Nada na história recente da atribuição do Nobel fazia prever que se regressasse aos tempos em que se atribuía o prémio à descoberta de um antibiótico, por exemplo

Na segunda-feira, 5 de outubro, quando cheguei ao meu gabinete, no Instituto de Medicina Molecular, já tinha inúmeros pedidos de entrevista/comentário, dos mais diversos meios de comunicação social. Motivo? Uma completa surpresa. O mais desejado prémio, o Nobel da Fisiologia ou Medicina foi para três cientistas que fizeram descobertas relacionadas com o tratamento de doenças parasitárias.
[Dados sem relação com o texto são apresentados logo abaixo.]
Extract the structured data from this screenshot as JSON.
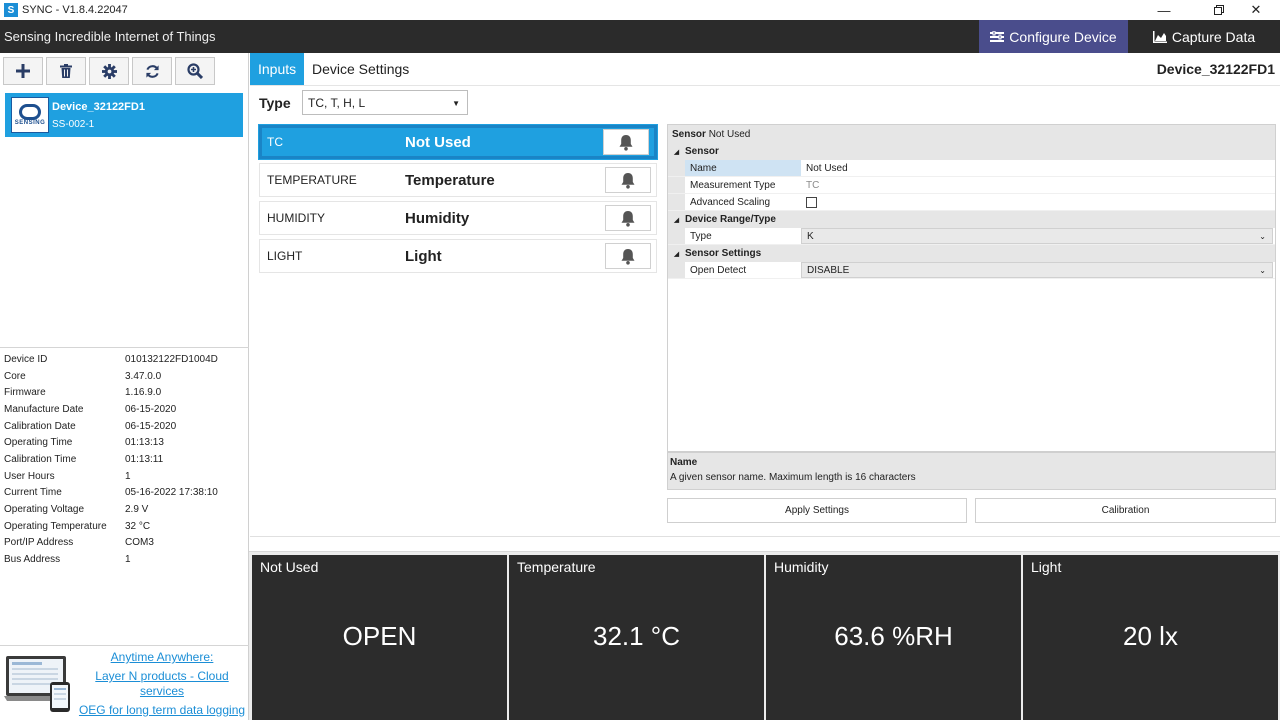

Dividido, metade para William C. Campbell e Satoshi Omura "pelas suas descobertas sobre uma nova terapia contra infecções causadas por parasitas nemátodes" e a outra metade para Tu Youyou "pelas suas descobertas relativas a uma nova terapia contra a malária". 

Incrivelmente, esta escolha deixou-me espantada; a mim que trabalho com parasitas, nomeadamente aquele que causa a malária, há mais de 20 anos. Sem dúvida que esta escolha é uma novidade a vários níveis. Depois de em 2014 o prémio ter sido atribuído a neurocientistas que descobriram as células do cérebro que nos permitem orientar no espaço, ou no ano anterior para o sistema de transporte celular. 

A verdade é que nos habituamos a que sejam premiadas descobertas científicas com extraordinário impacto no nosso conhecimento; ou seja, descobertas que mudam a nossa forma de descodificar a vida. No caso do prémio deste ano, premiaram-se soluções capazes de resolver um problema gravíssimo dos nossos tempos mas que não são por si descobertas científicas. Estima-se que os chamados parasitas nemátodes afetem um terço da população mundial, sobretudo na África subsariana, no Sul da Ásia e nas Américas Central e do Sul. Provocam a chamada "cegueira dos rios" bem como a elefantíase. A primeira, antes de levar à perda total da visão, causa uma comichão tão intensa pelo corpo todo que não é incomum ver pessoas com facas afiadas ou tijolos a arranhar-se constantemente durante horas, tentando procurar algum alívio. Já a elefantíase atinge cem milhões de pessoas e causa inchaços monstruosos e crónicos em diversas partes do corpo. Por outro lado, a malária causa quase um milhão de mortes todos os anos na grande maioria em crianças com menos de 5 anos. Os cientistas em questão foram premiados por revelar fármacos com impacto espantoso nestas doenças parasitárias, mas não por descobertas que representam um avanço no conhecimento científico ou na forma como estes parasitas causam doença.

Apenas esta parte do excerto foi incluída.